The Navy selected General Dynamics Corp. and McDonnell Douglas Corp. yesterday to develop and build jointly a ground attack bomber for the 21st century, the Advanced Tactical Aircraft.
More than 500 ATAs, light carrier-based bombers, are planned to be built at an ultimate cost of more than $35 billion.
The Navy said a full-scale development contract will be awarded after a Pentagon review and, in the meantime, a $241,000 interim contract had been given to the team.
General Dynamics builds planes in Fort Worth, Tex.; McDonnell Douglas in St. Louis.
The contract marks the first time in more than 50 years that Grumman Corp. of Bethpage, N.Y., the Navy's traditional warplane manfacturer and an ATA competitor allied with Northrop Corp., will not be designing and building a new plane for the Navy. Members of New York's congressional delegation, including Sens.
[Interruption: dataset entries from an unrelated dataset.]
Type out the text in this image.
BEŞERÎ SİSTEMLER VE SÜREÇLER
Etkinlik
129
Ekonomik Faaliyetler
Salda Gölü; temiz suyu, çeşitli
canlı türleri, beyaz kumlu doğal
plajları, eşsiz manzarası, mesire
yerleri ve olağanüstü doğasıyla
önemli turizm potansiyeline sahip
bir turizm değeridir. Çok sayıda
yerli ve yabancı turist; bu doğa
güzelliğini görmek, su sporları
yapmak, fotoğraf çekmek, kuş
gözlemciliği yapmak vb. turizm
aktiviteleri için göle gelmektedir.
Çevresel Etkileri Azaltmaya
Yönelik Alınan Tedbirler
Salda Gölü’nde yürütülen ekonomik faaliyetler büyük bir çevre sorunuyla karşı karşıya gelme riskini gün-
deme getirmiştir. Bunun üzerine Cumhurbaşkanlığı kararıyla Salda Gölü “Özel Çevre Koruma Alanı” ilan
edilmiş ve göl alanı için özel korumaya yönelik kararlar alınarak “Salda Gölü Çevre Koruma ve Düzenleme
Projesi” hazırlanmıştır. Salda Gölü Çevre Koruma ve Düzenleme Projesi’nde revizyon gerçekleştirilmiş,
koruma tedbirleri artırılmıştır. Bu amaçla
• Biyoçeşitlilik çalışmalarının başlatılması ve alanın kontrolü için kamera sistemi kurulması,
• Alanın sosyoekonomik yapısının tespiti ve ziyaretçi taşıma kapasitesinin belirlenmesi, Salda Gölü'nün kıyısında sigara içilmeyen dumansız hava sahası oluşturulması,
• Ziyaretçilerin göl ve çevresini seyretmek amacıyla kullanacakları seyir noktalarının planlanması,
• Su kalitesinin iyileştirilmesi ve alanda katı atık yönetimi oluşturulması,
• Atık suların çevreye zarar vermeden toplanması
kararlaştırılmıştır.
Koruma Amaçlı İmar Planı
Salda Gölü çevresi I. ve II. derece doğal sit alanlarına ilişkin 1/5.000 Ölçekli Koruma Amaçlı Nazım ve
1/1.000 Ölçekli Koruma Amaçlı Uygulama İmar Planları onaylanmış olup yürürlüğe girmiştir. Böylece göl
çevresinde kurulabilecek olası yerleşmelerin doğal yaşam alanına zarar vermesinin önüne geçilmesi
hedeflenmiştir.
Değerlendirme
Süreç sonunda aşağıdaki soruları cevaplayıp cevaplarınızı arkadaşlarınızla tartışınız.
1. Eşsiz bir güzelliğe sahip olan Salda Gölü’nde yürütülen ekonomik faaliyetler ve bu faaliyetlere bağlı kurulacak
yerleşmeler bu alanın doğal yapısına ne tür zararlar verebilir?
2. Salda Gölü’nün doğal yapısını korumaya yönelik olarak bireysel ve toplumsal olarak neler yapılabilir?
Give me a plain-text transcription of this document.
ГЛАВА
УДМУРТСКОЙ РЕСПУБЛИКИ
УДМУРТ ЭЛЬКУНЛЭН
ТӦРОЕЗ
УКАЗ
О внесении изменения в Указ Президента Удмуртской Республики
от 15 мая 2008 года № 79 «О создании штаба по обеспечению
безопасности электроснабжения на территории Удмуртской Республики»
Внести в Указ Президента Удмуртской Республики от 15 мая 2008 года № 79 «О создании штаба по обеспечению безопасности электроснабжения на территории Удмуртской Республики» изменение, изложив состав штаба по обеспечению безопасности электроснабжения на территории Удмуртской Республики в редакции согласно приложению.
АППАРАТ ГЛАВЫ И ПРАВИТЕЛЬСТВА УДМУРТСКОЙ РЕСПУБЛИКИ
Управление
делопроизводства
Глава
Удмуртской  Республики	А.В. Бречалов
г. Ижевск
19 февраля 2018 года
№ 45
Daniel Patrick Moynihan, a Democrat, and Alfonse M. D'Amato, a Republican, sent Defense Sercretary Frank C. Carlucci a letter earlier this month saying Grumman would be forced out of the aircraft business if it failed to get the ATA contract.
The ATA will replace the aging fleet of Grumman-built A6 Intruders, which have been the fleet's mainstay all-weather, around-the-clock bomber since the early 1960s. About 600 A6s have been built, and the Reagan administration and Congress are now debating whether to fund Grumman development and production of a final A6F version.
Grumman also builds the Navy's F14 fighter, but production is winding down.
Portions of the new ATA will be highly secret because they will incorporate "stealth" technology that uses nonmetallic structures to make an aircraft difficult for enemy radar to detect. U.S. stealth development is believed to be far ahead of Soviet research.
Northrop of Hawthorne, Calif., is developing the B2 stealth bomber for the Air Force and is a leader in stealth work.
Partly for this reason, the Grumman-Northrop team at one time was favored to win the ATA award. But, the big price difference in the bids gave the award to their competitors, sources said.